There is a significant difference between a keyholder and a caged male. No, not the obvious top/bottom, dom/sub difference. It’s much more profound. Enforced chastity is a 24/7 proposition for the male. My genitals are locked up whether or not my keyholder is present, involved, even thinking about the fact I am caged. That chastity device is my constant companion. It gets in the way when I pee. It occasionally demands I adjust it when it pinches. I can’t forget it’s there. Ever.
My keyholder, Mrs. Lion, on the other hand, only needs to consider enforced chastity when she wants to interact with my penis. In her post yesterday, she talked about the authenticity of her role. She equated herself to an actor playing a doctor in a commercial. “I’m not a real doctor. I play one on TV.” She puts her 2.0 hat on when she wants to play with me or act as my disciplining wife. It seems to make her feel that her role is artificial.
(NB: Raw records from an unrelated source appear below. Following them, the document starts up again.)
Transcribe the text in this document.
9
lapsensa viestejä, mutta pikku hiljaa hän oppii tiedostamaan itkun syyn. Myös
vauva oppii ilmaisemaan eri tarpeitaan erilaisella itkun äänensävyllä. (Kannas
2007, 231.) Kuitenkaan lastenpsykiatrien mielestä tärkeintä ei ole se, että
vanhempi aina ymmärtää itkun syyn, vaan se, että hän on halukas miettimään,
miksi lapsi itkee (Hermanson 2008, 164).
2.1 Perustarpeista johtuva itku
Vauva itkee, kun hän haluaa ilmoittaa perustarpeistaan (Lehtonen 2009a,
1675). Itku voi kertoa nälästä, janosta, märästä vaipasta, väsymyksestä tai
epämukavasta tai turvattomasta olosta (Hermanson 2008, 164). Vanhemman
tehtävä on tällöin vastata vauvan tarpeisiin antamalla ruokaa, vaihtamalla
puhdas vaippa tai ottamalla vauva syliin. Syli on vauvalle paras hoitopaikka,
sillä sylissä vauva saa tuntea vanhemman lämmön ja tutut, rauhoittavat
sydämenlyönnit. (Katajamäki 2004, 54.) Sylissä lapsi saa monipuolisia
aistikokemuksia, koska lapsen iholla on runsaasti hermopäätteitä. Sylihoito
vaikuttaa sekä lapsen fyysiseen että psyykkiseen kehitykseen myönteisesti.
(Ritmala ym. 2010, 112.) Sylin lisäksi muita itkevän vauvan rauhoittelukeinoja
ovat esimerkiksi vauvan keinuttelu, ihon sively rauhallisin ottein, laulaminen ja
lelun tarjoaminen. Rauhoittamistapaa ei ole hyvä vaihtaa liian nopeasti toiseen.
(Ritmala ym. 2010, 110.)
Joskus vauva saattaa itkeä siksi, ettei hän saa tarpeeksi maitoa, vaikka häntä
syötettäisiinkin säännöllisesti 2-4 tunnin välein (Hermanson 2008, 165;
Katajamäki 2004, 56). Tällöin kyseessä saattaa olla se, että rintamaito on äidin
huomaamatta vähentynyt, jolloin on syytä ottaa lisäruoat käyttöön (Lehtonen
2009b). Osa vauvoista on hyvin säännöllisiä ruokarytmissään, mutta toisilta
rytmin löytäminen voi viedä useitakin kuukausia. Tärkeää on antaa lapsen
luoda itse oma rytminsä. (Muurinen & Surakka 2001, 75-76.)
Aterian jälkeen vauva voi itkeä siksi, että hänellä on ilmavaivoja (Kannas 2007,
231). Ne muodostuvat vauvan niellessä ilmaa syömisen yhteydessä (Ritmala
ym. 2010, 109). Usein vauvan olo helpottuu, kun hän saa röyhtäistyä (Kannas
It’s not. It’s a role she assumes with me. It’s no different than her role as my wife; or her role as a worker. She has lots of hats that she metaphorically wears. Disciplining wife or keyholder is just as real as the others. I wear lots of hats too. I’m her husband, a professional, a photographer, a man, and a caged male/disciplined husband. The only hat that I can’t remove is the caged male hat.
I think that my lioness worries a bit too much about what to do with me. We do have a house full of toys she can use. That doesn’t mean she can’t have a problem coming up with an activity she wants to do with me. When I was topping, I often fell into a rut of repeating the same things. It takes less energy to repeat something familiar. For the record, I am not adverse to repeating things.
There is one thing I have learned that made my top hat (see what I did there?) easier to put on: I played not only with different activities, but with intensity. If we have ten paddles, switch up, try the tawse, use the other hand, spank the head of my cock instead of my butt. We have endless butt plugs and dildos. Each is a different challenge for me. You get the idea.
Let’s face it, there are only so many ways to do BDSM play and so many ways to tease and edge me. I do like some variety. When I know that I have no choice and that 2.0 will “train” me to take what she chooses to inflict, I get turned on. While she is actually doing it, I even get aroused with a little help. The key to making my heart go pitty pat is the loss of control.
Taking control from me isn’t easy. I can be scary when pushed hard. But when my growls do no good, I get the most excitement. Forcing me to be docile has enormous effect on me. I’m very independent and stubborn by nature. I try my best to help Mrs. Lion top me. I work to avoid resisting. But let’s face it, this lion is not submissive. That makes me a lot more work to handle than one that is. I’m grateful she thinks I am worth the bother.